A high-tech company in Bozeman is expanding into a new 62,000-square-foot facility off East Valley Center Road, where it will develop equipment that will be used in hundreds of military and civilian applications.
FLIR Systems has three smaller facilities in the Bozeman area and is planning to consolidate them into a single building that is now under construction on Jamboree Way near Taco Bell and Comfort Suites.
The new building, which will be finished next year, will let the company grow, said Randy Equall, the company’s vice president of laser operations.
“We’re bursting at the seams in our current plant, and this will be instrumental in allowing us to contribute to growing high-tech jobs in Montana,” Equall said.
With the new facility, FLIR Systems hopes to expand its research and development work with Montana State University and possibly bring on more Gallatin College students trained in the school’s photonics and laser technology program.

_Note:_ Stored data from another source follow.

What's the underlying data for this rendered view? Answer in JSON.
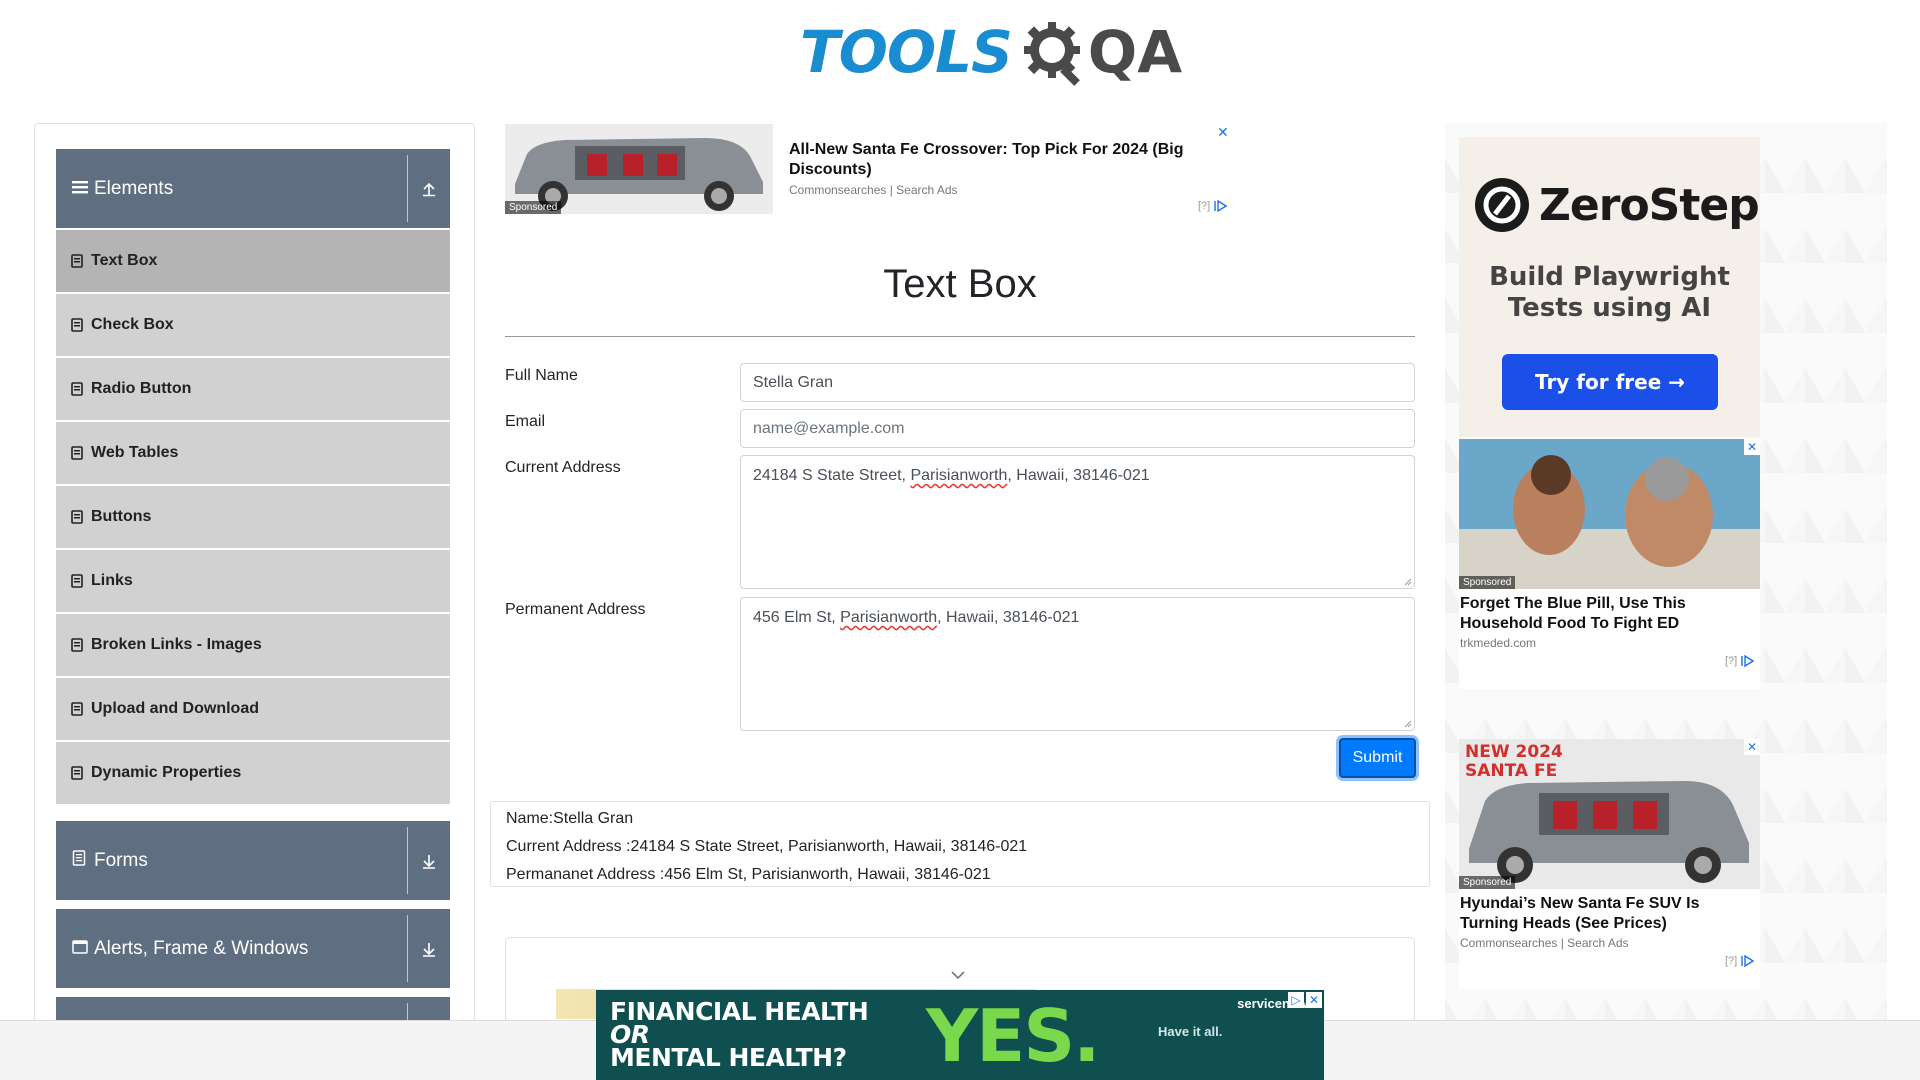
{
  "brand": {
    "logo_tools": "TOOLS",
    "logo_qa": "QA"
  },
  "sidebar": {
    "groups": [
      {
        "label": "Elements",
        "icon": "hamburger-icon",
        "state": "expanded"
      },
      {
        "label": "Forms",
        "icon": "form-icon",
        "state": "collapsed"
      },
      {
        "label": "Alerts, Frame & Windows",
        "icon": "window-icon",
        "state": "collapsed"
      }
    ],
    "items": [
      {
        "label": "Text Box",
        "active": true
      },
      {
        "label": "Check Box"
      },
      {
        "label": "Radio Button"
      },
      {
        "label": "Web Tables"
      },
      {
        "label": "Buttons"
      },
      {
        "label": "Links"
      },
      {
        "label": "Broken Links - Images"
      },
      {
        "label": "Upload and Download"
      },
      {
        "label": "Dynamic Properties"
      }
    ]
  },
  "top_ad": {
    "title": "All-New Santa Fe Crossover: Top Pick For 2024 (Big Discounts)",
    "source": "Commonsearches | Search Ads",
    "sponsored": "Sponsored",
    "adchoices": "[?]"
  },
  "form": {
    "title": "Text Box",
    "full_name_label": "Full Name",
    "full_name_value": "Stella Gran",
    "email_label": "Email",
    "email_placeholder": "name@example.com",
    "current_address_label": "Current Address",
    "current_address_prefix": "24184 S State Street, ",
    "current_address_flagged": "Parisianworth",
    "current_address_suffix": ", Hawaii, 38146-021",
    "permanent_address_label": "Permanent Address",
    "permanent_address_prefix": "456 Elm St, ",
    "permanent_address_flagged": "Parisianworth",
    "permanent_address_suffix": ", Hawaii, 38146-021",
    "submit_label": "Submit"
  },
  "output": {
    "name": "Name:Stella Gran",
    "current_address": "Current Address :24184 S State Street, Parisianworth, Hawaii, 38146-021",
    "permanent_address": "Permananet Address :456 Elm St, Parisianworth, Hawaii, 38146-021"
  },
  "right_ads": {
    "zerostep": {
      "name": "ZeroStep",
      "tagline": "Build Playwright Tests using AI",
      "cta": "Try for free →"
    },
    "ad1": {
      "sponsored": "Sponsored",
      "title": "Forget The Blue Pill, Use This Household Food To Fight ED",
      "source": "trkmeded.com",
      "adchoices": "[?]"
    },
    "ad2": {
      "badge": "NEW 2024 SANTA FE",
      "sponsored": "Sponsored",
      "title": "Hyundai’s New Santa Fe SUV Is Turning Heads (See Prices)",
      "source": "Commonsearches | Search Ads",
      "adchoices": "[?]"
    }
  },
  "bottom_banner": {
    "line1": "FINANCIAL HEALTH",
    "line2": "OR",
    "line3": "MENTAL HEALTH?",
    "yes": "YES.",
    "tagline": "Have it all.",
    "brand": "servicenow"
  },
  "colors": {
    "sidebar_header": "#5f6e80",
    "menu_item": "#d1d1d1",
    "menu_active": "#b4b4b4",
    "submit": "#007bff",
    "logo_blue": "#1a8dd1",
    "banner_green": "#79d84b"
  }
}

U.S. Sen. Steve Daines and Rep. Greg Gianforte toured the FLIR Systems site Wednesday. Daines is running for reelection against Democratic Gov. Steve Bullock in November, and Gianforte is in a race for governor against Democratic Lt. Gov. Mike Cooney.
The two Republican lawmakers said FLIR Systems’ success highlights the importance of investing in education because it can lead to innovation and attract high-paying jobs to the area.
FLIR Systems arrived in Bozeman in 2005 after acquiring the local company Scientific Materials, which grew synthetic crystals.
FLIR Systems’ main offices are in Oregon, but it has offices around the world. Its Bozeman location focuses on developing synthetic crystals just as Scientific Materials did. The crystals are used in high-tech equipment like lasers.
The company also develops range-finders for defense and border protection agencies.
Scientific Materials and FLIR Systems both chose to locate and expand in Bozeman because MSU could provide graduates with the skills necessary to work in the company, Equall said. Today, many of the 65 employees are MSU graduates.
“We couldn’t imagine doing this anywhere else,” he said.